Gegen Nachmittag war sie so außer sich, daß sie sich um Dereks Warnung, nur ja nicht aufzutauchen, nicht mehr kümmerte. Ihr war egal, was er ihr alles hatte schicken wollen; was sie jetzt brauchte, war etwas zu essen, und sie hatte keine Möglichkeit, sich etwas zu kaufen. Er hatte ihr weder Geld noch ein Transportmittel dagelassen. Wenn er nicht bald kam, geriet sie in ernsthafte Schwierigkeiten – einer Art, die sie am wenigsten erwartet hätte.

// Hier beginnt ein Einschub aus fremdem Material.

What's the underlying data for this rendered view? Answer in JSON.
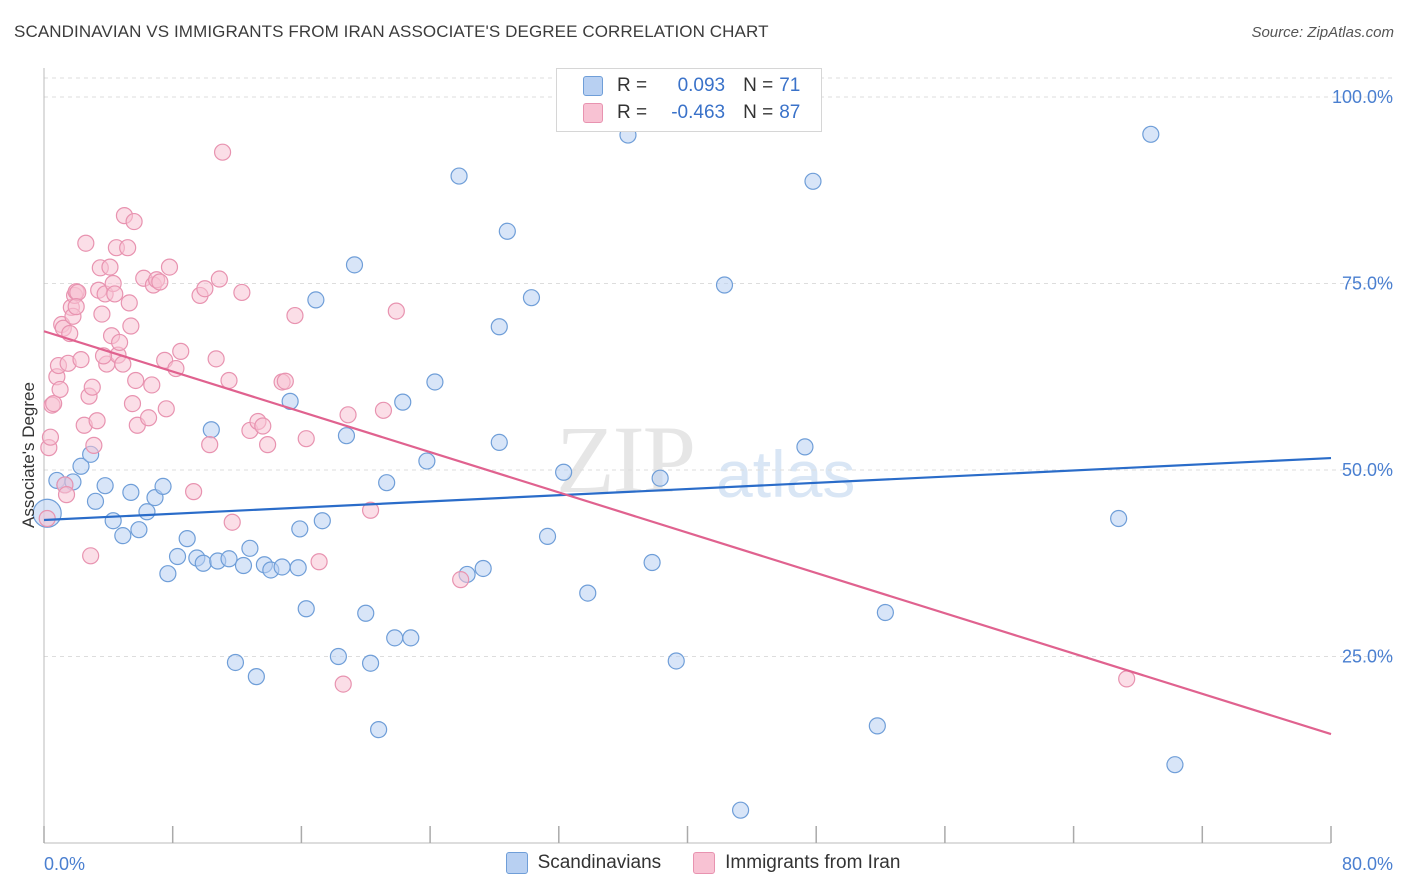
{
  "title": "SCANDINAVIAN VS IMMIGRANTS FROM IRAN ASSOCIATE'S DEGREE CORRELATION CHART",
  "source": "Source: ZipAtlas.com",
  "watermark": {
    "zip": "ZIP",
    "atlas": "atlas"
  },
  "legend": {
    "rows": [
      {
        "r_label": "R =",
        "r_value": "0.093",
        "n_label": "N =",
        "n_value": "71"
      },
      {
        "r_label": "R =",
        "r_value": "-0.463",
        "n_label": "N =",
        "n_value": "87"
      }
    ]
  },
  "bottom_legend": {
    "series1": "Scandinavians",
    "series2": "Immigrants from Iran"
  },
  "colors": {
    "blue_fill": "#b8d0f2",
    "blue_stroke": "#6f9ed8",
    "blue_line": "#2a6cc9",
    "pink_fill": "#f8c2d3",
    "pink_stroke": "#e893b0",
    "pink_line": "#e0628f",
    "grid": "#dddddd",
    "axis": "#999999"
  },
  "chart_data": {
    "type": "scatter",
    "title": "SCANDINAVIAN VS IMMIGRANTS FROM IRAN ASSOCIATE'S DEGREE CORRELATION CHART",
    "xlabel": "",
    "ylabel": "Associate's Degree",
    "xlim": [
      0,
      80
    ],
    "ylim": [
      0,
      105
    ],
    "x_tick_labels": [
      "0.0%",
      "80.0%"
    ],
    "y_ticks": [
      {
        "value": 25,
        "label": "25.0%"
      },
      {
        "value": 50,
        "label": "50.0%"
      },
      {
        "value": 75,
        "label": "75.0%"
      },
      {
        "value": 100,
        "label": "100.0%"
      }
    ],
    "series": [
      {
        "name": "Scandinavians",
        "r": 0.093,
        "n": 71,
        "trend": {
          "x0": 0,
          "y0": 43.3,
          "x1": 80,
          "y1": 51.6
        },
        "points": [
          [
            0.2,
            44.2
          ],
          [
            0.8,
            48.6
          ],
          [
            1.3,
            48.0
          ],
          [
            1.8,
            48.4
          ],
          [
            2.3,
            50.5
          ],
          [
            2.9,
            52.1
          ],
          [
            3.2,
            45.8
          ],
          [
            3.8,
            47.9
          ],
          [
            4.3,
            43.2
          ],
          [
            4.9,
            41.2
          ],
          [
            5.4,
            47.0
          ],
          [
            5.9,
            42.0
          ],
          [
            6.4,
            44.4
          ],
          [
            6.9,
            46.3
          ],
          [
            7.4,
            47.8
          ],
          [
            7.7,
            36.1
          ],
          [
            8.3,
            38.4
          ],
          [
            8.9,
            40.8
          ],
          [
            9.5,
            38.2
          ],
          [
            9.9,
            37.5
          ],
          [
            10.4,
            55.4
          ],
          [
            10.8,
            37.8
          ],
          [
            11.5,
            38.1
          ],
          [
            11.9,
            24.2
          ],
          [
            12.4,
            37.2
          ],
          [
            12.8,
            39.5
          ],
          [
            13.2,
            22.3
          ],
          [
            13.7,
            37.3
          ],
          [
            14.1,
            36.6
          ],
          [
            14.8,
            37.0
          ],
          [
            15.3,
            59.2
          ],
          [
            15.9,
            42.1
          ],
          [
            16.3,
            31.4
          ],
          [
            16.9,
            72.8
          ],
          [
            17.3,
            43.2
          ],
          [
            18.3,
            25.0
          ],
          [
            18.8,
            54.6
          ],
          [
            19.3,
            77.5
          ],
          [
            20.0,
            30.8
          ],
          [
            20.3,
            24.1
          ],
          [
            20.8,
            15.2
          ],
          [
            21.3,
            48.3
          ],
          [
            21.8,
            27.5
          ],
          [
            22.3,
            59.1
          ],
          [
            22.8,
            27.5
          ],
          [
            23.8,
            51.2
          ],
          [
            24.3,
            61.8
          ],
          [
            25.8,
            89.4
          ],
          [
            26.3,
            36.0
          ],
          [
            27.3,
            36.8
          ],
          [
            28.3,
            53.7
          ],
          [
            28.3,
            69.2
          ],
          [
            28.8,
            82.0
          ],
          [
            30.3,
            73.1
          ],
          [
            31.3,
            41.1
          ],
          [
            32.3,
            49.7
          ],
          [
            33.8,
            33.5
          ],
          [
            37.8,
            37.6
          ],
          [
            38.3,
            48.9
          ],
          [
            39.3,
            24.4
          ],
          [
            42.3,
            74.8
          ],
          [
            43.3,
            4.4
          ],
          [
            47.3,
            53.1
          ],
          [
            47.8,
            88.7
          ],
          [
            51.8,
            15.7
          ],
          [
            52.3,
            30.9
          ],
          [
            66.8,
            43.5
          ],
          [
            68.8,
            95.0
          ],
          [
            70.3,
            10.5
          ],
          [
            36.3,
            94.9
          ],
          [
            15.8,
            36.9
          ]
        ]
      },
      {
        "name": "Immigrants from Iran",
        "r": -0.463,
        "n": 87,
        "trend": {
          "x0": 0,
          "y0": 68.6,
          "x1": 80,
          "y1": 14.6
        },
        "points": [
          [
            0.2,
            43.5
          ],
          [
            0.3,
            53.0
          ],
          [
            0.4,
            54.4
          ],
          [
            0.5,
            58.7
          ],
          [
            0.6,
            58.9
          ],
          [
            0.8,
            62.5
          ],
          [
            0.9,
            64.0
          ],
          [
            1.0,
            60.8
          ],
          [
            1.1,
            69.5
          ],
          [
            1.2,
            69.0
          ],
          [
            1.3,
            48.0
          ],
          [
            1.4,
            46.7
          ],
          [
            1.5,
            64.3
          ],
          [
            1.6,
            68.3
          ],
          [
            1.7,
            71.8
          ],
          [
            1.8,
            70.6
          ],
          [
            1.9,
            73.4
          ],
          [
            2.0,
            73.9
          ],
          [
            2.1,
            73.8
          ],
          [
            2.3,
            64.8
          ],
          [
            2.5,
            56.0
          ],
          [
            2.6,
            80.4
          ],
          [
            2.8,
            59.9
          ],
          [
            2.9,
            38.5
          ],
          [
            3.0,
            61.1
          ],
          [
            3.1,
            53.3
          ],
          [
            3.3,
            56.6
          ],
          [
            3.4,
            74.1
          ],
          [
            3.5,
            77.1
          ],
          [
            3.6,
            70.9
          ],
          [
            3.8,
            73.6
          ],
          [
            3.9,
            64.2
          ],
          [
            4.1,
            77.2
          ],
          [
            4.2,
            68.0
          ],
          [
            4.3,
            75.0
          ],
          [
            4.4,
            73.6
          ],
          [
            4.5,
            79.8
          ],
          [
            4.6,
            65.4
          ],
          [
            4.7,
            67.1
          ],
          [
            4.9,
            64.2
          ],
          [
            5.0,
            84.1
          ],
          [
            5.2,
            79.8
          ],
          [
            5.3,
            72.4
          ],
          [
            5.4,
            69.3
          ],
          [
            5.5,
            58.9
          ],
          [
            5.6,
            83.3
          ],
          [
            5.7,
            62.0
          ],
          [
            5.8,
            56.0
          ],
          [
            6.2,
            75.7
          ],
          [
            6.7,
            61.4
          ],
          [
            6.8,
            74.8
          ],
          [
            7.0,
            75.5
          ],
          [
            7.2,
            75.2
          ],
          [
            7.5,
            64.7
          ],
          [
            7.6,
            58.2
          ],
          [
            7.8,
            77.2
          ],
          [
            8.2,
            63.6
          ],
          [
            8.5,
            65.9
          ],
          [
            9.3,
            47.1
          ],
          [
            9.7,
            73.4
          ],
          [
            10.0,
            74.3
          ],
          [
            10.3,
            53.4
          ],
          [
            10.7,
            64.9
          ],
          [
            10.9,
            75.6
          ],
          [
            11.1,
            92.6
          ],
          [
            11.5,
            62.0
          ],
          [
            11.7,
            43.0
          ],
          [
            12.3,
            73.8
          ],
          [
            12.8,
            55.3
          ],
          [
            13.3,
            56.5
          ],
          [
            13.6,
            55.9
          ],
          [
            13.9,
            53.4
          ],
          [
            14.8,
            61.8
          ],
          [
            15.0,
            61.9
          ],
          [
            15.6,
            70.7
          ],
          [
            16.3,
            54.2
          ],
          [
            17.1,
            37.7
          ],
          [
            18.6,
            21.3
          ],
          [
            18.9,
            57.4
          ],
          [
            20.3,
            44.6
          ],
          [
            21.1,
            58.0
          ],
          [
            21.9,
            71.3
          ],
          [
            25.9,
            35.3
          ],
          [
            67.3,
            22.0
          ],
          [
            2.0,
            71.9
          ],
          [
            3.7,
            65.3
          ],
          [
            6.5,
            57.0
          ]
        ]
      }
    ]
  }
}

Aber er würde natürlich kommen. Sie zweifelte keinen Augenblick daran. Die Frage war nur, wann. Er hatte zweifellos vergessen, daß im Cottage nichts zu essen vorhanden war, und da er jetzt am Nachmittag noch immer nicht erschienen war, zwang der Hunger sie, seine Warnung, das Haus nicht zu verlassen, zu ignorieren. Sie konnte nichts daran ändern. Sie mußte ihn einfach finden.
Als sie jedoch die Haustür öffnete, fand sie einen Brief.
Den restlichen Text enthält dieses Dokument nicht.